Krantz was the author of a number of historical works which for the period when they were written are characterized by exceptional impartiality and research. The principal of these are Chronica regnorum aquilonarium Daniae, Sueciae, et Noruagiae (Strassburg, 1546); Vandalia, sive Historia de Vandalorum vera origine, etc. (Cologne, 1518); Saxonia (1520); and Metropolis, sive Historia de ecclesiis sub Carolo Magno in Saxonia (Basel, 1548). See life by N. Wilckens (Hamburg, 1722).

The book Vandalia, sive Historia de Vandalorum vera origine, stands as a crucial historical chronicle primarily centered on the history of the Vandals. It offers readers a compelling journey back to ancient times, providing valuable insights into the lives and cultures of these early peoples.

This significant work delves deeply into the history of the Vandals and their influence in Eastern Europe, placing a particular emphasis on their impact within the context of Slavic history, as he described the Vandals as Sclavoni, Slavs.

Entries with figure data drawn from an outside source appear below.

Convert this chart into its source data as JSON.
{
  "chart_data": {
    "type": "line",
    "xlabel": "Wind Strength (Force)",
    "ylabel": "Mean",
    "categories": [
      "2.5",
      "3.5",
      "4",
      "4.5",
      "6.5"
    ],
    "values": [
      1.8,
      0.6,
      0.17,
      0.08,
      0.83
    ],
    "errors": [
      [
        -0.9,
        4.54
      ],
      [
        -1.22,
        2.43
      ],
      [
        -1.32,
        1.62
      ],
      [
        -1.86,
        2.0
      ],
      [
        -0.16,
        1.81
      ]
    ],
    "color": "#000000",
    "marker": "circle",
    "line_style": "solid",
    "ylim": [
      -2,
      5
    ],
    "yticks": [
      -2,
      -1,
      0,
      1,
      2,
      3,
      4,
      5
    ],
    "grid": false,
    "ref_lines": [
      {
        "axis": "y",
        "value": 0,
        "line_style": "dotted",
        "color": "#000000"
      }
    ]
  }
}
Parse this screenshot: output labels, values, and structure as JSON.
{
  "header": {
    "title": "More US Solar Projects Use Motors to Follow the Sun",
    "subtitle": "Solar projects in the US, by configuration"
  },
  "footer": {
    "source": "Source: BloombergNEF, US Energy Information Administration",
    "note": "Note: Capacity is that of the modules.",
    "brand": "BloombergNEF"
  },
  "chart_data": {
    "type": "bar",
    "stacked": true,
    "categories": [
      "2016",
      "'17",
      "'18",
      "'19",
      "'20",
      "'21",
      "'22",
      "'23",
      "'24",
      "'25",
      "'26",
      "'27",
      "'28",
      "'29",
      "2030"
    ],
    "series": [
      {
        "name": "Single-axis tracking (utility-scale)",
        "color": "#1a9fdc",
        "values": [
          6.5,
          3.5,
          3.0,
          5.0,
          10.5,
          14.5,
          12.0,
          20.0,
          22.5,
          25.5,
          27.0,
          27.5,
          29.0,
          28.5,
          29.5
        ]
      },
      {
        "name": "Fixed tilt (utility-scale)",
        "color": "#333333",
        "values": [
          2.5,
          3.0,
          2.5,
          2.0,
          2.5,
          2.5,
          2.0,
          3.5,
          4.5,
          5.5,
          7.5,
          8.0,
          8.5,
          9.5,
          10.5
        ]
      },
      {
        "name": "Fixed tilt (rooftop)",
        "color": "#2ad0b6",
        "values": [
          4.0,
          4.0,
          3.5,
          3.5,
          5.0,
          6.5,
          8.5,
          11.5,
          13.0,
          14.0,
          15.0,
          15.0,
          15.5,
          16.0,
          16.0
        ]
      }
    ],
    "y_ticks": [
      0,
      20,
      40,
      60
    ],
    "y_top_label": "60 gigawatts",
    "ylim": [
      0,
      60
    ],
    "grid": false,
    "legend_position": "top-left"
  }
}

The narrative within the book serves as a window into the historical significance and cultural contributions of the Vandals, shedding light on their interactions and lasting influence on the Slavic peoples and the broader Eastern European landscape. He also describes the Burgundians who settled Eastern parts of France and parts of present day Switzerland as Vandals.

In the spring of 2021, the inaugural translation from Latin to Polish of Krantz's historical text was finally accomplished and the book "WANDALIA Albert Krantz" was published, marking a commendable achievement of historian and researcher Grzegorz Skwarek. This momentous effort rendered the significant historical account accessible to a broader audience, breaking barriers that had previously hindered its reach. Skwarek's translation has played a pivotal role in fostering a newfound understanding and deeper appreciation for the narrative and historical insights encapsulated within Krantz's seminal work.